The duchess of York is of course to be looked upon as a model of piety and sobriety, and her hours are not perhaps to be taken as exactly those of other people, and certainly not her occupations. In the French “Débat de la Damoiselle et de la Bourgeoise,” the latter accuses the gentlewoman of late rising. “Before you are awake,” she says, “I am dressed and have attended to my duties; do not therefore be surprised if we are more diligent than you, since you sleep till dinner-time.” “No,” replies the damoiselle, “we must spend our evening in dancing, and cannot do as you, who go to bed at the same time as your hens.”
No. 265. Lady at her Distaff.
It has been stated already that, even in the highest ranks of society, the ladies were usually employed at home on useful, and often on profitable work. This work embraced the various processes in the manufacture of linen and cloth, as well as the making it up into articles of dress, and embroidery, netting, and other similar occupations. The spinning-wheel was a necessary implement in every household, from the palace to the cottage. In 1437, John Notyngham, a rich grocer of Bury St. Edmunds, bequeathed to one of his legatees, “j spynnyng whel et j par carpsarum,” meaning probably “a pair of cards,” an implement which is stated in the “Promptorium Parvulorum” to be especially a “wommanys instrument.” A few years previously, in 1418, Agnes Stubbard, a resident in the same town, bequeathed to two of her maids, each, one pair of wool-combs, one “kembyng-stok” (a combing-stock, or machine for holding the wool to be combed), one wheel, and one pair of cards; and to another woman a pair of wool-combs, a wheel, and a pair of cards. John Baret, of Bury, in 1463, evidently a rich man with a very large house and household, speaks in his will of a part of the house, or probably a room, which was distinguished as the “spinning house.” Our cut [No. 265], from an illuminated Bible of the fifteenth century in the Imperial Library at Paris (No. 6829), represents a woman of apparently an ordinary class of society at work with her distaff under her arm.
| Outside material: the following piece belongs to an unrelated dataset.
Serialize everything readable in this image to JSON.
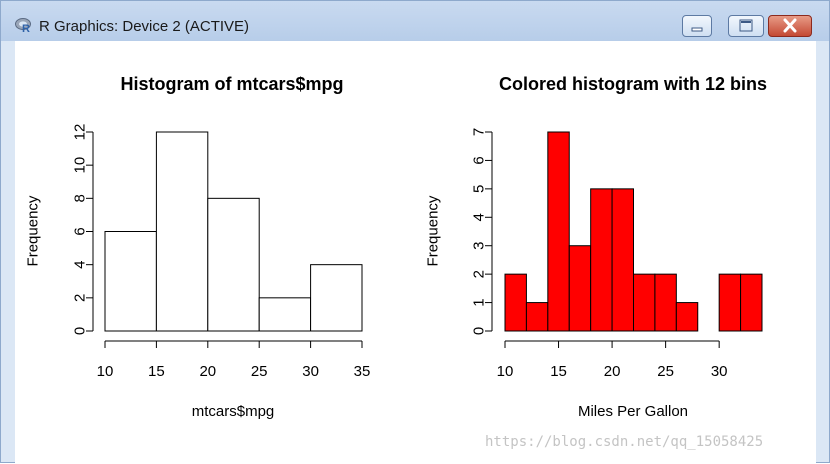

The next cut ([No. 266]) is taken from a fine illuminated manuscript of the well-known French “Boccace des Nobles Femmes,” and illustrates the story of “Cyrille,” the wife of king Tarquin. We have here a queen and her maidens employed in the same kind of domestic labours. The lady on the left is occupied with her combs, or cards, and her combing-stock; the other sits at her distaff, also supported by a stock, instead of holding it under her arm; and the queen, with her hand on the shuttle, is performing the final operation of weaving.